Hôpital Cochin : les médecins urgentistes dénoncent l’AP-HP et son « monde de mafieux »

19 mars 2014Société

Christophe Prudhomme est porte-parole de l’AMUF et syndicaliste CGT. Photo : Wat.tv/DR.

Le rapport des experts de l’Assistance Publique-Hôpitaux de Paris (AP-HP) sur le décès mi-février d’une dame aux urgences de l’hôpital Cochin ne répond pas à tout, il pousse même à de nouvelles interrogations.

Autourdemontparnasse.fr a demandé à l’AP-HP de clarifier les zones d’ombre révélées dans notre précédent article, mais l’assistance publique n’a pas donné suite.

Au contraire, le syndicat des médecins urgentistes AMUF a bien voulu répondre à nos questions.

Son porte-parole, Christophe Prudhomme n’y va pas avec le dos de la cuillère, allant jusqu’à qualifier de mafia les instances supérieures de l’AP-HP.

Autourdemontparnasse : Pourquoi le rapport ne s’émeut-il pas de voir que la patiente a dû attendre près de 5 heures ?

Christophe Prudhomme : Qui sont les rédacteurs du rapport ? Ce sont des chefs de service de l’AP-HP, une caste de médecins qui se soutiennent entre eux. Ils sont juge et partie. Ils sont hors de la réalité, ils ont un niveau de tolérance de l’inacceptable et ils sont prêts à tout pour s’autojustifier.

Cette dame a fait un arrêt cardiaque, elle aurait pu le faire partout mais peut-être qu’ailleurs quelqu’un lui aurait porté secours. Ces services deviennent inhumains parce que le niveau d’activité est incompatible avec une bonne prise en charge des patients. Aujourd’hui on vous bague à votre arrivée, j’utilise ce mot volontairement et j’ai envie de leur dire « elle n’est pas efficace votre bague, mettez une puce au patient ! »

Nous, on conteste la légitimité de ces experts, ils sont du même tonneau que ceux qui nous ont vendu le Médiator. Il faut nettoyer les écuries d’Augias, c’est un monde de mafieux.

« un système clanique mafieux »

Que pensez-vous de l’idée d’une nouvelle réorganisation tel que c’est préconisé dans le rapport ?

Christophe Prudhomme : Tous les services sont surchargés. La littérature médicale internationale dit qu’au-delà d’une certaine activité, on perd en efficacité et des patients meurent.
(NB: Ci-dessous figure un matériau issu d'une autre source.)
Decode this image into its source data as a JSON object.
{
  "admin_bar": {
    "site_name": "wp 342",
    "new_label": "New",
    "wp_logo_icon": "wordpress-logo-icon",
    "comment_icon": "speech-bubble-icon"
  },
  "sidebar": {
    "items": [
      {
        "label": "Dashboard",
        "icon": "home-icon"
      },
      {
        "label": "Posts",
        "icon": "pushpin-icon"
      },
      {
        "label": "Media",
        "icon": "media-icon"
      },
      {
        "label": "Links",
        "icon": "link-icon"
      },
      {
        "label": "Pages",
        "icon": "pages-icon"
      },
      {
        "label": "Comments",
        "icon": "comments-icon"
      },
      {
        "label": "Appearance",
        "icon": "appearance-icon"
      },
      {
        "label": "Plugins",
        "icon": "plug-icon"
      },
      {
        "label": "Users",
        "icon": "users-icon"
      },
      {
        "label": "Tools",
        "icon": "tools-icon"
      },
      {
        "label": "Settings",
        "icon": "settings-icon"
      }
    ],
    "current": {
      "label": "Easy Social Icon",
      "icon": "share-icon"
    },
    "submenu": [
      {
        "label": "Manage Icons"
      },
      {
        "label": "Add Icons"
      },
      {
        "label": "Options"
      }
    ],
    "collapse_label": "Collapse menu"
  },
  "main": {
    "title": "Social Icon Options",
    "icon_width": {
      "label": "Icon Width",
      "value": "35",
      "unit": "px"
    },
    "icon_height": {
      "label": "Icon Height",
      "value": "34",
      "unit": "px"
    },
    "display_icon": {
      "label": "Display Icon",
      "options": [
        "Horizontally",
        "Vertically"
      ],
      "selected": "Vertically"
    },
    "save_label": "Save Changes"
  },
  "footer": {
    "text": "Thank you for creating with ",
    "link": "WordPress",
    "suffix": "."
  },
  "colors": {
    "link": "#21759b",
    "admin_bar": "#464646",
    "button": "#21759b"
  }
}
À 160 passages par jour, on ne peut pas assurer les urgences (ndr : le rapport fait état de 152 passages le 15 février, jour du drame), voilà pourquoi on demande la réouverture des urgences de l’Hôtel-Dieu. Sa fermeture est un scandale.

La commission chargée de l’enquête n’était pas contradictoire, on cache à la justice ce qu’il s’est passé. On raconte que l’autopsie n’a pas pu être faite car la famille n’a pas donné son accord, mais on n’a pas besoin de l’accord de la famille quand c’est le parquet qui décide. Sauf qu’il n’a pas été consulté.

Dans un État de droit, et non un système clanique mafieux, le chef de service mériterait une suspension.

« ils acceptent l’inacceptable »

Pourquoi selon vous le rapport propose-t-il de former les médecins à Urqual pour ensuite passer à Orbis ?

Christophe Prudhomme : On a osé dire que les internes ne savent pas se servir de l’informatique. Ils ont trente ans, ils sont nés dedans, et on nous explique que ce sont les médecins plus âgés qui maîtrisent mieux l’informatique ?

On veut faire faire à l’informatique ce qu’elle ne fait pas. Quand on veut un système idéal, on aboutit aux catastrophes comme pour le dossier médical partagé pour lequel on a dépensé 800 millions d’euros avant de repartir à zéro (ndr : 500 millions d’euros depuis 2004 selon cet article, les 800 millions d’euros correspondent à un autre scandale sanitaire, celui du Mediator).

Quand ils expliquent qu’Urqual met les patients dans des cases, ils acceptent l’inacceptable, ils acceptent qu’un patient attende 5 heures, ils acceptent que même s’il n’y a aucun absent dans le service et une affluence pas particulièrement grande, on soit quand même en dessous des normes.

L’hôpital n’est pas une entreprise, ici les dysfonctionnements se traduisent par une augmentation de la mortalité.